Хотя, если честно, наверно я радовался немного меньше других. Там на станции могли убить и «моего» немца.
Паять, лудить!
В детстве мы с Эдиком любили ходить на станцию. Смотрели на паровозы, слушали прицепленный к столбу громкоговоритель и даже делали под него зарядку. До сих пор помню: «Занятие ведет преподаватель Гордеев, музыкальное сопровождение пианист Радионов». Они, значит, в Москве командуют: «На месте шагом марш!», а мы у себя на станции маршируем!
Но больше всего любили смотреть и слушать Соломона Моисеевича. Возле станции был базар, где продавали молоко, картошку, яблоки и жареные семечки.
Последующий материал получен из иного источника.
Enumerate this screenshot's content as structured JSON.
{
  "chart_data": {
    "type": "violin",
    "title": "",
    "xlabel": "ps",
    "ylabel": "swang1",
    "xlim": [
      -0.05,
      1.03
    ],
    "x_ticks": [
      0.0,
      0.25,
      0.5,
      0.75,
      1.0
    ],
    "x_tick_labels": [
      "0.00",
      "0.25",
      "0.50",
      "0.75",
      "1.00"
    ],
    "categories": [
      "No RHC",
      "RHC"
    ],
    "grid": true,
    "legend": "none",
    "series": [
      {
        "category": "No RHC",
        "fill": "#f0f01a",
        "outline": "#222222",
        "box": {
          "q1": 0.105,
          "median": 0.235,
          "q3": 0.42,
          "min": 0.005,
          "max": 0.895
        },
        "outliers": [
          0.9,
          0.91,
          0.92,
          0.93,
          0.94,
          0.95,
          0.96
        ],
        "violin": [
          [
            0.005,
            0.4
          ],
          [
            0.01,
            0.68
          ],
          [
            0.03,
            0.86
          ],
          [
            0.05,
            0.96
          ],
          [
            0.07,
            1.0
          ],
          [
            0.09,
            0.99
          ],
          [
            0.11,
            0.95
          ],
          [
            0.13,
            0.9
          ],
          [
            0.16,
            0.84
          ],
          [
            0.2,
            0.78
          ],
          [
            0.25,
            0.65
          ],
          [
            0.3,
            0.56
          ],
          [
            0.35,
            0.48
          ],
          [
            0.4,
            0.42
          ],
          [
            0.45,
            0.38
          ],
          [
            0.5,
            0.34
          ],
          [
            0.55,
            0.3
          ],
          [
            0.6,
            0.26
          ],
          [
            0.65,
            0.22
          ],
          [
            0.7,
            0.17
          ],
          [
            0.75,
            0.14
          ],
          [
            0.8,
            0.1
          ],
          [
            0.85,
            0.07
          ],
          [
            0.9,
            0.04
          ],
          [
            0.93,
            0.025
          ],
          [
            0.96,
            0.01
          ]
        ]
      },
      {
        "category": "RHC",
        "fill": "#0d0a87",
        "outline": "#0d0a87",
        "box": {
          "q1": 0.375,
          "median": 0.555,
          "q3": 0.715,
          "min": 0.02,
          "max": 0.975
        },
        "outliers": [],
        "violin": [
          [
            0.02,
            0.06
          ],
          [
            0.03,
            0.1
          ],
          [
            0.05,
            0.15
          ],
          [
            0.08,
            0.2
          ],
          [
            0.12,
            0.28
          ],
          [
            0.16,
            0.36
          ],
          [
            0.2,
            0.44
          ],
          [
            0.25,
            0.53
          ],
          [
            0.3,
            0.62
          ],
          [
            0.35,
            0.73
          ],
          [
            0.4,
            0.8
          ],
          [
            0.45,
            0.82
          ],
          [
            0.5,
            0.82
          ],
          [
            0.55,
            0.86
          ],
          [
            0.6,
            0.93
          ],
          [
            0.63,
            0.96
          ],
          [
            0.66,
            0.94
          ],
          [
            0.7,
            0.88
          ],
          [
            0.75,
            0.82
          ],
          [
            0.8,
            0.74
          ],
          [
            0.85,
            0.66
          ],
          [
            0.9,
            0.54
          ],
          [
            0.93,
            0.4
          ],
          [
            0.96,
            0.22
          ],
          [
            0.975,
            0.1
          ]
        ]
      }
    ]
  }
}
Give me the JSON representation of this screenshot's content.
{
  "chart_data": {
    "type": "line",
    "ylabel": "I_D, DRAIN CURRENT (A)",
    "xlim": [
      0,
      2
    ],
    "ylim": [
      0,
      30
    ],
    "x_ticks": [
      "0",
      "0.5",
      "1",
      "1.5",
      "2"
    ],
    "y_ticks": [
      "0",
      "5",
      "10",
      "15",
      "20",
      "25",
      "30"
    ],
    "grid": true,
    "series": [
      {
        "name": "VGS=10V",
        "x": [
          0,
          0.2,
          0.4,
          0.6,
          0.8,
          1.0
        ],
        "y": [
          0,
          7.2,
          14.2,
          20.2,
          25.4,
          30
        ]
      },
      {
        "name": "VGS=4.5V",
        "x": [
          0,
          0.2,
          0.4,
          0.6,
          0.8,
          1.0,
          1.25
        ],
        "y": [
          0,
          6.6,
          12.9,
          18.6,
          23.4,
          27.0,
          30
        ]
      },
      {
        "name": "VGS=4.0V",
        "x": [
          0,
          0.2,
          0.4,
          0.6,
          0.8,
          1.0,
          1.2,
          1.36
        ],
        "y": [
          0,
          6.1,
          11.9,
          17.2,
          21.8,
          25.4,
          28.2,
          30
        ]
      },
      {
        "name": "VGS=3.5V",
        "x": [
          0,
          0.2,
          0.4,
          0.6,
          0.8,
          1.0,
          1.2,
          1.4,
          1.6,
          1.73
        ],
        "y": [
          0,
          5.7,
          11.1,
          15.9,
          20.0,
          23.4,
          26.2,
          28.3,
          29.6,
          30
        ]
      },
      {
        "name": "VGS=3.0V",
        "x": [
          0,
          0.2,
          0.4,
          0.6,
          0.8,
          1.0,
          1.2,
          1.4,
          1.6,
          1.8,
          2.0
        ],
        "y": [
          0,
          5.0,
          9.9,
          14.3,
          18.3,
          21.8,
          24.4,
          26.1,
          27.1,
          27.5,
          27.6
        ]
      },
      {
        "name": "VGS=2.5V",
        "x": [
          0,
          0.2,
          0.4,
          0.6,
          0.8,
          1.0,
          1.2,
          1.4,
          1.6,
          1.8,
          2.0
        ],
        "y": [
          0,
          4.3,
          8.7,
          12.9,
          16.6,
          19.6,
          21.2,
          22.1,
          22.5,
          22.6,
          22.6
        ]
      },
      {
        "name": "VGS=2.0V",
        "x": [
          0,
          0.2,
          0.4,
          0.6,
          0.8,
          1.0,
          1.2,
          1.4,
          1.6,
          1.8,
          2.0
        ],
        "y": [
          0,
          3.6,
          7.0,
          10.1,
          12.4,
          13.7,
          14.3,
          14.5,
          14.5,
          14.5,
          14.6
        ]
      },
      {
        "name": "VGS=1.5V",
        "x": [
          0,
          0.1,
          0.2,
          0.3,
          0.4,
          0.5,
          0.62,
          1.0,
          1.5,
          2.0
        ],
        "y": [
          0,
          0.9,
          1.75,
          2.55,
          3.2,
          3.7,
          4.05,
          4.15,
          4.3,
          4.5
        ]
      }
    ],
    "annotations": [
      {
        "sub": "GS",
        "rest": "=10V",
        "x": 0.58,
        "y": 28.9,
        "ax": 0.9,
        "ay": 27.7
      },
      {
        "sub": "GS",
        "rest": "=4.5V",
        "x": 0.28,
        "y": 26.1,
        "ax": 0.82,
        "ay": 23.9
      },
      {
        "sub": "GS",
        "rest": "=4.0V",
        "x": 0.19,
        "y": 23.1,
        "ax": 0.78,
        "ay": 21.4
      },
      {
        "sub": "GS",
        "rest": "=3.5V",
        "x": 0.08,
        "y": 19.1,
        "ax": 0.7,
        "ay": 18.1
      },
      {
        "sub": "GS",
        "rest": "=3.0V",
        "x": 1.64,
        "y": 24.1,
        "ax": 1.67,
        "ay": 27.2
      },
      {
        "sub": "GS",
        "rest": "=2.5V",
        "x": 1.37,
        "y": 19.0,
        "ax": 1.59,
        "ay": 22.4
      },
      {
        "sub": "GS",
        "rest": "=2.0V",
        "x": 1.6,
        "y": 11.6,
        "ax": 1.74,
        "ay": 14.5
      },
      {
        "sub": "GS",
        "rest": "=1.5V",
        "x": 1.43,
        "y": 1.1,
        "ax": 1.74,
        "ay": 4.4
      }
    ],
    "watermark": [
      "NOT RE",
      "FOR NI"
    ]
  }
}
У самого входа посудный доктор Соломон Моисеевич торговал оловянными палочками. Еще издали было слышно, как он зазывает народ:
Интереснее всего, что прямо за прилавком он паял дырявые ведра, кастрюли, котелки и кружки, с которыми к нему подходили разные люди. Бесплатно! Нагреет на примусе паяльник, поводит по котелку и на месте дырки уже оловянная заплатка. Вручает хозяйке и говорит: «Это вашим деткам на радость!»
Иногда женщины приносили даже чугунные горшки.
— Это уже «на медь», — выносил приговор Соломон Моисеевич и прятал дырявый чугунок под прилавок.
Как он приводил его в порядок, — для нас с Эдиком оставалось тайной, но на следующий день хозяйка получала свой чугунок почти новым. В благодарность она покупала одну, а то и две оловянных палочки.
Здесь же на прилавке, рядом с примусом стояла фотография жены и двух старших дочерей Соломона Моисеевича. Еще там был нарисованный художником из железнодорожного клуба портрет младшей дочери Софочки. Рыжей как само солнце и глазастой девочки в синем платье и с большим красным бантом.
Раньше, когда Эдик был еще очень маленький, я вдвоем с Верой деда Паньковича торговал молоком. Бабушка Маруся доила корову Зорьку, наливала в бидон молока и мы с Верой шли на базар. Она несла бидон, а я баночку, чтобы отмерять покупателям молоко. В том месте, где сейчас Соломон Моисеевич торгует оловянными палочками, стоял деревянный домик, в котором он работал. Вера ставила бидон на специальное окошко, Соломон Моисеевич наливал маленький стаканчик молока, рассматривал на свет, нюхал и пробовал на вкус. После выливал оставшееся на дне стаканчика молоко в маленькой ведерко и приклеивал на бидон бумажку.